Diagnosis of sleep disorders
Modafinil should be used only in patients who have had a complete evaluation of their excessive sleepiness, and in whom a diagnosis of narcolepsy, has been made in accordance with ICSD diagnostic criteria. Such an evaluation usually consists, in addition to the patient’s history, sleep measurements testing in a laboratory setting and exclusion of other possible causes of the observed hypersomnia.
Serious rash, including Stevens-Johnson Syndrome, Toxic Epidermal Necrolysis and Drug Rash with Eosinophilia and Systemic Symptoms
Serious rash requiring hospitalisation and discontinuation of treatment has been reported with the use of modafinil occurring within 1 to 5 weeks after treatment initiation. Isolated cases have also been reported after prolonged treatment (e.g., 3 months). In clinical trials of modafinil, the incidence of rash resulting in discontinuation was approximately 0.8 % (13 per 1,585) in paediatric patients (age < 17 years); this includes serious rash. No serious skin rashes have been reported in adult clinical trials (0 per 4,264) of modafinil. Modafinil should be discontinued at the first sign of rash and not re-started (see section 4.8).
Rare cases of serious or life-threatening rash, including Stevens-Johnson Syndrome (SJS), Toxic Epidermal Necrolysis (TEN), and Drug Rash with Eosinophilia and Systemic Symptoms (DRESS) have been reported in adults and children in worldwide post-marketing experience.
Because safety and effectiveness in controlled studies in children have not been established and because of the risk of serious cutaneous hypersensitivity and psychiatric adverse reactions, the use of modafinil is not recommended in the paediatric population (below 18 years).
Multi-organ hypersensitivity reaction
Multi-organ hypersensitivity reactions, including at least one fatality in post-marketing experience, have occurred in close temporal association to the initiation of modafinil.
Although there have been a limited number of reports, multi-organ hypersensitivity reactions may result in hospitalization or be life-threatening. There are no factors that are known to predict the risk of occurrence or the severity of multi-organ hypersensitivity reactions associated with modafinil. Signs and symptoms of this disorder were diverse; however, patients typically, although not exclusively, presented with fever and rash associated with other organ system involvement. Other associated manifestations included myocarditis, hepatitis, liver function test abnormalities, haematological abnormalities (e.g., eosinophilia, leukopenia, thrombocytopenia), pruritus, and asthenia.

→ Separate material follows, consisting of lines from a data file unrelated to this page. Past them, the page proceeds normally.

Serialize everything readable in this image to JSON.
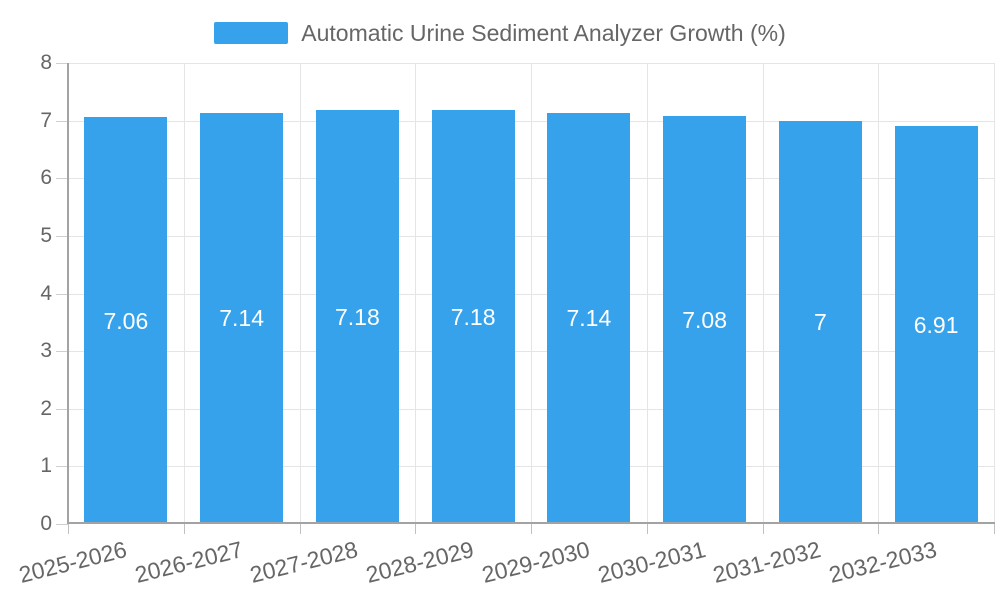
{
  "chart_data": {
    "type": "bar",
    "title": "Automatic Urine Sediment Analyzer Growth (%)",
    "categories": [
      "2025-2026",
      "2026-2027",
      "2027-2028",
      "2028-2029",
      "2029-2030",
      "2030-2031",
      "2031-2032",
      "2032-2033"
    ],
    "values": [
      7.06,
      7.14,
      7.18,
      7.18,
      7.14,
      7.08,
      7,
      6.91
    ],
    "value_labels": [
      "7.06",
      "7.14",
      "7.18",
      "7.18",
      "7.14",
      "7.08",
      "7",
      "6.91"
    ],
    "xlabel": "",
    "ylabel": "",
    "ylim": [
      0,
      8
    ],
    "yticks": [
      0,
      1,
      2,
      3,
      4,
      5,
      6,
      7,
      8
    ],
    "grid": true,
    "legend_position": "top-center",
    "bar_color": "#36a2eb",
    "value_label_color": "#ffffff",
    "axis_text_color": "#666666",
    "grid_color": "#e5e5e5",
    "axis_line_color": "#a3a3a3"
  }
}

Because multi-organ hypersensitivity is variable in its expression, other organ system symptoms and signs, not noted here, may occur.
If a multi-organ hypersensitivity reaction is suspected, modafinil should be discontinued.
Patients should be monitored for the development of de novo or exacerbation of pre-existing psychiatric disorders (see below and section 4.8) at every adjustment of dose and then regularly during treatment. If psychiatric symptoms develop in association with modafinil treatment, modafinil should be discontinued and not restarted. Caution should be exercised in giving modafinil to patients with a history of psychiatric disorders including psychosis, depression , mania, major anxiety, agitation, insomnia or substance abuse (see below).
Modafinil is associated with the onset or worsening of anxiety. Patients with major anxiety should only receive treatment with modafinil in a specialist unit.
Suicide-related behaviour (including suicide attempts and suicidal ideation) has been reported in patients treated with modafinil. Patients treated with modafinil should be carefully monitored for the appearance or worsening of suicide-related behaviour. If suicide-related symptoms develop in association with modafinil, treatment should be discontinued.
Psychotic or manic symptoms
Modafinil is associated with the onset or worsening of psychotic symptoms or manic symptoms (including hallucinations, delusions, agitation or mania). Patients treated with modafinil should be carefully monitored for the appearance or worsening of psychotic or manic symptoms. If psychotic or manic symptoms occur, discontinuation of modafinil may be required.